Screening of People at High-Risk for Lung Cancer With Low Dose CT Scans Significantly Reduces Lung Cancer Deaths

American College of Radiology | November 5 – The National Cancer Institute (NCI) released initial results from a large-scale clinical trial evaluating whether lung cancer screening with low-dose helical computed tomography (CT) or standard chest X-rays saves lives.

Lung cancer, most frequently caused by cigarette smoking, is the leading cause of cancer-related deaths in the United States. It is expected to claim 157,300 lives in 2010. There are more than 94 million current and former smokers in the United States, many of whom are at high risk of lung cancer.
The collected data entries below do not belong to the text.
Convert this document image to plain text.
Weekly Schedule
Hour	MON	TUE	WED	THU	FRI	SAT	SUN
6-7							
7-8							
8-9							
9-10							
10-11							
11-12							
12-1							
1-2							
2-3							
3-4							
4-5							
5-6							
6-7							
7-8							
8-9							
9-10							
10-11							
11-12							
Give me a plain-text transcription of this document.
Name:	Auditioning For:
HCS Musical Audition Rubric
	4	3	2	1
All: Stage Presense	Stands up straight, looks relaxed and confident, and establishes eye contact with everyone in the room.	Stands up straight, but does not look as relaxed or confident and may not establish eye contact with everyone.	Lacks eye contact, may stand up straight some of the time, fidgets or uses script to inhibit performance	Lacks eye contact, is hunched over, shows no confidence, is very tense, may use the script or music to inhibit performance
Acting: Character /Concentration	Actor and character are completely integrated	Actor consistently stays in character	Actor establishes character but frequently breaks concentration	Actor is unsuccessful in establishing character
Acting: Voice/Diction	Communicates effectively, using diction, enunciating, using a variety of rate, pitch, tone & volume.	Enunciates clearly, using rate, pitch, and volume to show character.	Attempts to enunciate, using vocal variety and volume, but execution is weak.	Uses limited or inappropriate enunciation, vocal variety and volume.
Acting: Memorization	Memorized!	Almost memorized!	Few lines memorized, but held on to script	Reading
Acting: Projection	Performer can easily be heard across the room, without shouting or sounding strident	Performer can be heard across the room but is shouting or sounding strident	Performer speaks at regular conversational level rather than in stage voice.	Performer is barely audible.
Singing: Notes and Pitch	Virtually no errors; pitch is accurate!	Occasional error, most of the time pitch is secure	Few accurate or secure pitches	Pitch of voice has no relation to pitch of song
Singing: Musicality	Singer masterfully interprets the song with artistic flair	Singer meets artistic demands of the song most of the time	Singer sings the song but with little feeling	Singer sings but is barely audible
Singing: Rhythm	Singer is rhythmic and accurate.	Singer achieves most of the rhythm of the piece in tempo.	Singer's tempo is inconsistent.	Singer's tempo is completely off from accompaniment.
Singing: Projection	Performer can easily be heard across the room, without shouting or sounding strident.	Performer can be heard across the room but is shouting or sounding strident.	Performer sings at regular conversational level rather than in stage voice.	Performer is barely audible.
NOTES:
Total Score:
The American College of Radiology Imaging Network (ACRIN) and the Lung Screening Study group enrolled more than 53,000 current and former heavy smokers ages 55 to 74 into the National Lung Screening Trial (NLST) at 33 sites across the United States. The NLST, a randomized clinical trial, compared the effects of lung cancer screening with CT and X-ray on lung cancer mortality and found 20 percent fewer lung cancer deaths among trial participants screened with low-dose helical CT.  The NLST was sponsored by NCI, a part of the National Institutes of Health and is the largest randomized study of lung cancer screening in a high-risk population to date.

“Everyone who participated in this trial has played an important role in providing hard evidence of a mortality benefit from CT screening for lung cancer as well as a road map for public policy development in the future,” states Denise R. Aberle, MD, the national principal investigator for NLST ACRIN, site co-principal investigator for the UCLA NLST team and a deputy chair of ACRIN. Aberle, a member of the UCLA Jonsson Comprehensive Cancer Center, professor of Radiology and Bioengineering and vice chair for Research in Radiology at UCLA, also emphasizes “Given the high association between lung cancer and cigarette smoking, the single best way to prevent lung cancer deaths is to never start smoking, and if already smoking, to quit permanently.”

Starting in August 2002, participants were enrolled over a 20-month period and randomly assigned to receive three annual screens with either low-dose helical CT (often referred to as spiral CT) or a standard chest X-ray.  Helical CT uses X-rays to obtain a multiple-image scan of the entire chest compared to a standard chest X-ray that produces a single image of the whole chest in which anatomic structures overlie one another.